Interestingly, The Gentlemen did not create their ransomware from scratch. Instead, they traversed through existing ransomware ecosystems, experimenting with affiliate models to glean insights on distribution and negotiation tactics. Cybereason confirmed, "Before creating their own Ransomware-as-a-Service (RaaS) platform, 'The Gentlemen' experimented with various affiliate models used by other prominent ransomware groups."
Reports suggest that one individual on the dark web, known as Hastalamuerte (LARVA-368), was attempting to gain access to the Qilin ransomware locker panel, indicating that members of The Gentlemen were exploring multiple RaaS platforms prior to their launch.
The analysis by Cybereason highlights the rapid development of The Gentlemen's capabilities. The latest updates showcase significant enhancements, focusing on automation, stealth, and improved performance across various operating systems, including Windows and Linux. Key updates include persistent and automated features, which enable the ransomware to execute silently and restart automatically after a system reboot.
The encryption process has also been optimized. Notably, their method allows encryption of a flexible range of file content—from 1% to 9%—which improves the speed of attacks and assists in low-profile intrusions. Moreover, the ransomware targets both removable and mapped drives while maintaining original file timestamps.
With regard to propagation, The Gentlemen has introduced dual-mode operations. "The Gentlemen ransomware combines advanced encryption techniques with dynamic propagation options... continuously updated to adapt to new defense strategies," explained the report from Cybereason. Their advancements include improved techniques for encrypting local disks and network shares and employing tools like WMI, SCHTASKS, SC, and PowerShell Remoting.
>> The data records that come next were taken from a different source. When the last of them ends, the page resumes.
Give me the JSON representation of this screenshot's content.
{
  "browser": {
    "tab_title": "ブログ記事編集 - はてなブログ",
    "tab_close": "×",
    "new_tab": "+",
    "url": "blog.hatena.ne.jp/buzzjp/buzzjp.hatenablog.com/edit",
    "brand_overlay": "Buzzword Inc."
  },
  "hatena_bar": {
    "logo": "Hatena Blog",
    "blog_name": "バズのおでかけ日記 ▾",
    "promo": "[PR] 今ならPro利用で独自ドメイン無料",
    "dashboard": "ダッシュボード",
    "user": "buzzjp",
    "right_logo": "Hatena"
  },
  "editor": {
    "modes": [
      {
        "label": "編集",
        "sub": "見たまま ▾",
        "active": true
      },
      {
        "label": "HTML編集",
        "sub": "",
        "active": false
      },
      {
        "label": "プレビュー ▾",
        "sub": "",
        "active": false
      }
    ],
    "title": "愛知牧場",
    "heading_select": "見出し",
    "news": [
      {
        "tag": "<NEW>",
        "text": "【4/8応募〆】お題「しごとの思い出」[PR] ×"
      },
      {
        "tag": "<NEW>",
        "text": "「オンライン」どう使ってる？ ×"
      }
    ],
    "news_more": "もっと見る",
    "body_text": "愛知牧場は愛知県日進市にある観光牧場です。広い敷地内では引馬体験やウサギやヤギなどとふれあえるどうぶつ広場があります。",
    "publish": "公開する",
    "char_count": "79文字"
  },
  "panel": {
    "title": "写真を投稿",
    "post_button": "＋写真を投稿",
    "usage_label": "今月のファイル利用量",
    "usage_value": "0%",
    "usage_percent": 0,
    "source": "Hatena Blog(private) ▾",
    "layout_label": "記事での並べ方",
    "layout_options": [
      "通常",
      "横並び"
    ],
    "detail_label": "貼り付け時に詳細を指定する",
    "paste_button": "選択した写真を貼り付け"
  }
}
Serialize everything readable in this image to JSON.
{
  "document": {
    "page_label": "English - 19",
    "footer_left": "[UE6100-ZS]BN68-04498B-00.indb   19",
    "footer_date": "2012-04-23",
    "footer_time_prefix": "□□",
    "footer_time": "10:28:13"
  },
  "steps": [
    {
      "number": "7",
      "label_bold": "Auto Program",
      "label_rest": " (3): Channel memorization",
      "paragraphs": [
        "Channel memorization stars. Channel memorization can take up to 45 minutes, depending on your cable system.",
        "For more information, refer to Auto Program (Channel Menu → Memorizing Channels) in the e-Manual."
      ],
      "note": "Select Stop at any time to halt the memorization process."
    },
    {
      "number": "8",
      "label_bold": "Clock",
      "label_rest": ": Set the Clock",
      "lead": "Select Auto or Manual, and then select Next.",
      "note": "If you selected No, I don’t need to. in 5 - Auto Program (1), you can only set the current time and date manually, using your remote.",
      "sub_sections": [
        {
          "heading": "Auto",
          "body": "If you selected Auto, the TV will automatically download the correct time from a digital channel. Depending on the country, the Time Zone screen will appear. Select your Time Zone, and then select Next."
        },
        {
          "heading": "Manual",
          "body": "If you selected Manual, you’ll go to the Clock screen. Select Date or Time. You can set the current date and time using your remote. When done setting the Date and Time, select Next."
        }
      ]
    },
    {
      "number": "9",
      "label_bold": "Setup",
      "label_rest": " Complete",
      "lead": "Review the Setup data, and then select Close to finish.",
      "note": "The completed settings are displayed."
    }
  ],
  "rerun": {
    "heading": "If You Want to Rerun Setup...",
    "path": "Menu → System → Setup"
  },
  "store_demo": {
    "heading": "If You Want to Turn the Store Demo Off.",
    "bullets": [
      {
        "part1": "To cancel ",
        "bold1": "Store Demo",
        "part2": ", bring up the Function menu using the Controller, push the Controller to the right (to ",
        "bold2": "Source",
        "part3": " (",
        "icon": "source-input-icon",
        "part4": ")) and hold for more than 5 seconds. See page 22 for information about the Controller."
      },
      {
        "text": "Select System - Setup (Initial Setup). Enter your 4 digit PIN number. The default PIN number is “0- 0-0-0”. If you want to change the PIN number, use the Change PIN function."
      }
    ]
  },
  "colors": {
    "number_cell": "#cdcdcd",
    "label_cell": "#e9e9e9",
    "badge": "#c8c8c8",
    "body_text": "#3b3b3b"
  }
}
Particularly noteworthy is the ransomware's capabilities with ESXi servers, which are now equipped with stealthy locking routines and optimized for concurrent encryption across multiple hosts. This positions The Gentlemen alongside established ransomware families such as LockBit or BlackCat in the sophistication of their RaaS platform.
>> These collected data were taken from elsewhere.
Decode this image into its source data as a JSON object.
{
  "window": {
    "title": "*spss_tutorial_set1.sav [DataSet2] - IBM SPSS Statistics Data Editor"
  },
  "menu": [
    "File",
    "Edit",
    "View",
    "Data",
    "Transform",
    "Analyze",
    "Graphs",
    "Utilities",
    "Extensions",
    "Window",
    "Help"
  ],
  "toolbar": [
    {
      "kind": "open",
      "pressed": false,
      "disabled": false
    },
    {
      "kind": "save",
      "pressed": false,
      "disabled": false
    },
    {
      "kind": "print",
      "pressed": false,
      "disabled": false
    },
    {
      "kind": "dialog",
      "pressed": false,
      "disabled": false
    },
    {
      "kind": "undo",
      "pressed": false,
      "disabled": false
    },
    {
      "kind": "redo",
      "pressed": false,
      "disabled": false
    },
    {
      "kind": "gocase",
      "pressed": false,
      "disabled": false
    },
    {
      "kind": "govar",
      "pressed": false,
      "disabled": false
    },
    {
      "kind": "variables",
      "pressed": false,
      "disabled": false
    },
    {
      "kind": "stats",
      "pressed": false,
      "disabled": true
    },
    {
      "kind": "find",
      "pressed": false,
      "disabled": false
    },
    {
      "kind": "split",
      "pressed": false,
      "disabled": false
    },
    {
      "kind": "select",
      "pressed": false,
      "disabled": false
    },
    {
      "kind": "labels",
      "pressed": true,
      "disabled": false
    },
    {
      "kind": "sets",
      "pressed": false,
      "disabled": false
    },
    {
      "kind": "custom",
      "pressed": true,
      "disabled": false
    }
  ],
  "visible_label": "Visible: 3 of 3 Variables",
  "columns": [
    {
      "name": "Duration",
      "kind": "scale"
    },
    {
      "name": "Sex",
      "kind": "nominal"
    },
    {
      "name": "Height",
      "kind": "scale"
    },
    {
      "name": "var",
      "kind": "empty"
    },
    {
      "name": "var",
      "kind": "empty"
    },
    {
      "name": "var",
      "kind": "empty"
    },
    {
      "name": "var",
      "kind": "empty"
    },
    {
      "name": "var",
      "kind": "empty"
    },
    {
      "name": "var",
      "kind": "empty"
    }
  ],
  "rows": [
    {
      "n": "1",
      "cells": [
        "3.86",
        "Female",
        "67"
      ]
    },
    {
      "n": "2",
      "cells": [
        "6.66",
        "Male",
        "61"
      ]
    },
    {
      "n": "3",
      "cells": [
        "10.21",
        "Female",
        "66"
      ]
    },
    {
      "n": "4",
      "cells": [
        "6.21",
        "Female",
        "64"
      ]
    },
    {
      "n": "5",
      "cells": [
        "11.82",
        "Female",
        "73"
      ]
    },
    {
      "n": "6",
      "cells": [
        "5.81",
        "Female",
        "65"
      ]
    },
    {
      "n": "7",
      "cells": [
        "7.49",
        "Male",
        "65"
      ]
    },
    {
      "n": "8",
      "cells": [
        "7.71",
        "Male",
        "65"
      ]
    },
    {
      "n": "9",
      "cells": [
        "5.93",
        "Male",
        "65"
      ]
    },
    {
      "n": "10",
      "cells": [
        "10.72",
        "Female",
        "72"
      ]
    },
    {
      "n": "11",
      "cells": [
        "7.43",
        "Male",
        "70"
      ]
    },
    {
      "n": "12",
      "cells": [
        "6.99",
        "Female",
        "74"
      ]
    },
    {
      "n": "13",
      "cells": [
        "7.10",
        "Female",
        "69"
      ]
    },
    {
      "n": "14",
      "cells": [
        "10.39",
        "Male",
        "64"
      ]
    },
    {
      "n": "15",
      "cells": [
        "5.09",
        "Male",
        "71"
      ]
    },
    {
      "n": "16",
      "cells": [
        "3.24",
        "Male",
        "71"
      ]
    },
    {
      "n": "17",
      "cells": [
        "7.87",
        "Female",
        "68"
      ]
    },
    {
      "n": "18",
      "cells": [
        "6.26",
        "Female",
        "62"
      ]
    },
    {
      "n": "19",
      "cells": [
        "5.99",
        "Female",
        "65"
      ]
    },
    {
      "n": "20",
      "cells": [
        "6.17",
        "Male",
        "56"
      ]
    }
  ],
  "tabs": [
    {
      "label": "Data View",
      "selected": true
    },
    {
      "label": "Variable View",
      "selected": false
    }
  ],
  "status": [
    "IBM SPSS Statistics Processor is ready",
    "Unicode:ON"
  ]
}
Another critical aspect of The Gentlemen is its operational restrictions. The ransomware does not target victims located in Russia and the Commonwealth of Independent States (CIS), following a common trend seen in Eastern-European cybercrime groups. Additionally, the group offers strong affiliate support, providing negotiation assistance, customizable builds, and access to specialized tools intended for trusted affiliates.
The strong encryption algorithm employed, XChaCha20, aligns with modern cryptographic standards, further solidifying the group's reputation. The Windows variant of their ransomware, compiled in Go, showcases an extensive list of command-line arguments and operational flags, indicating a high level of sophistication.
Furthermore, the ransomware executes various PowerShell commands that aid in lateral movement, evasion, and anti-forensics. One command allows the malware to disable real-time monitoring from Windows Defender, while others give full control permissions to unauthorized users and delete vital logs that could aid in forensic investigations.
As this landscape continues to evolve, organizations must remain vigilant against the threats posed by advanced ransomware groups like The Gentlemen. With their pace of victimization, technical advancements, and dual-extortion tactics, the urgency for robust cybersecurity measures cannot be overstated. The emergence of such sophisticated ransomware highlights the ongoing challenges in the realm of cybersecurity and the critical need for businesses to bolster their defenses against evolving threats.